Yes, there are critical needs for transportation, let's start with the first responders and truckers stepping in for the pipeline, and we shouldn't need to declare a state of emergency for a temporary pipeline shutdown, when the region also holds a near 30-day supply on-hand, if you include the winter-fuel mix which typically goes into reserve in early spring and until the next late fall.
 
And though there were mean Internet memes aplenty, there were also real people filling 30-gallon barrels in the backs of their trucks and container, after container, after container, in broad daylight, often on camera, until some consumers and retailers began to limit purchase amounts.

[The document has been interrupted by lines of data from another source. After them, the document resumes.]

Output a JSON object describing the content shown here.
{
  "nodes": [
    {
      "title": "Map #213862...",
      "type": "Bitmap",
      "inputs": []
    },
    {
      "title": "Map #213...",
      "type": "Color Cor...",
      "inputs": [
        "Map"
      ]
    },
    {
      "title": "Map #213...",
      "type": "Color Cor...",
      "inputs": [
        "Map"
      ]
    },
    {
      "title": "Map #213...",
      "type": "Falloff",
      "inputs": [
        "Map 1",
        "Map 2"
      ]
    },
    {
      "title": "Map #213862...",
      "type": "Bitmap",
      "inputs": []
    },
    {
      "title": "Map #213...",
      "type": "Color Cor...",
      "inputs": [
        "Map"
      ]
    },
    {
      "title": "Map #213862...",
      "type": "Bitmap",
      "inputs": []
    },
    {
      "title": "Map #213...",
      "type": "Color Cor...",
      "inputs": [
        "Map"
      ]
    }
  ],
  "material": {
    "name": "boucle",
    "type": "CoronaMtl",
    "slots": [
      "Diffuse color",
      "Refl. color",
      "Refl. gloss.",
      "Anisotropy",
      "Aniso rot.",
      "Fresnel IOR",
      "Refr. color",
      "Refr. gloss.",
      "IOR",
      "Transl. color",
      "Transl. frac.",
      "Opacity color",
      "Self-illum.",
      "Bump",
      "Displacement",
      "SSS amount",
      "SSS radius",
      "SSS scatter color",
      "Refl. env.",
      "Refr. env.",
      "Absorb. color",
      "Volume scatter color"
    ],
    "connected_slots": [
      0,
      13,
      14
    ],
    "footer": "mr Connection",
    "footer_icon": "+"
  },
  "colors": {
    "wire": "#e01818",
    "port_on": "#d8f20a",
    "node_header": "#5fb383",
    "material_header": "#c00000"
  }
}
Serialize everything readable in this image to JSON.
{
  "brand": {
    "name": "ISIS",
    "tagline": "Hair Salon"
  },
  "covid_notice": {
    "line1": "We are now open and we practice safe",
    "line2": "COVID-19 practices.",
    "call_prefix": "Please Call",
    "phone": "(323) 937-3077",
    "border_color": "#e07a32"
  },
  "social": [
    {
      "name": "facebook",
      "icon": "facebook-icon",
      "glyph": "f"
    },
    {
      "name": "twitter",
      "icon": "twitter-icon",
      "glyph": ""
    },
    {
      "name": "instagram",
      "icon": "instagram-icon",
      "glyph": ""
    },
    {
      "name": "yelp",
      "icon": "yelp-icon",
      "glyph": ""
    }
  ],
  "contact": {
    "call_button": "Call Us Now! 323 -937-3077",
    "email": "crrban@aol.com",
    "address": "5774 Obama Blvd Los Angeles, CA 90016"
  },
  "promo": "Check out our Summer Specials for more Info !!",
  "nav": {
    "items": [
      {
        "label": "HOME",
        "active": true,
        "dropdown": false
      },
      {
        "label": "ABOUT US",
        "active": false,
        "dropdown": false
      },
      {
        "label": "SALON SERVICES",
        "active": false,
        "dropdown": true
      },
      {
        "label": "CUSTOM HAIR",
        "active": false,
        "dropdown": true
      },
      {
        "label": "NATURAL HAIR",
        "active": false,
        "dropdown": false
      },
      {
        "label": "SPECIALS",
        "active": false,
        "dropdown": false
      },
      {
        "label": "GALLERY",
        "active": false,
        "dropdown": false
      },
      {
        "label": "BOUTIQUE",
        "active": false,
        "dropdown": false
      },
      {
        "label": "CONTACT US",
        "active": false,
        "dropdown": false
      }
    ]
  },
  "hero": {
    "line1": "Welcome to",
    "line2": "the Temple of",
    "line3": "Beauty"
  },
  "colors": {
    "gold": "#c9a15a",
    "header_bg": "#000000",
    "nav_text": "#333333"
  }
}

So as the next few days worn on, broad fuel shortages became 60+ percent of north Georgia gas stations soon without fuel. Georgia's Governor froze sales tax collection on motor fuels and our State Agriculture Commissioner released the winter mix fuel for sale from storage, as numerous public officials urged simply...buy only what you need, please don't hoard or price gouge and normalcy should return to the marketplace in a manner of days (which it did).
 
When the next Big Hack occurs, and it will, or another Hurricane Katrina wipes out significant oil refining capacity (as it did), could we all just give a moment to pause and realize that we are all in fact more or less in this together. A spot gasoline shortage should not cause an instant shift to the behavior of The Walking Dead or Mad Max. Can't we at least start from the more civilized position of, ...' women and children first.’
 
As we have watched political leaders, in both major parties, play politics on occasion with this pandemic, and a news media becoming more interested in reporting its own leanings and biases than simply unvarnished facts, it becomes harder and harder to know who and what to trust.
 
But I still think the majority of us know simple right from wrong, and it's RIGHT to look out for and assist one and other, particularly in times of crisis and in situations which they did not cause. Yes, we must take care of our own, but that does not mean excluding, hoarding, or taking well more than we need to be safe. Thank God, again, my Mom raised me right. After you ma'am.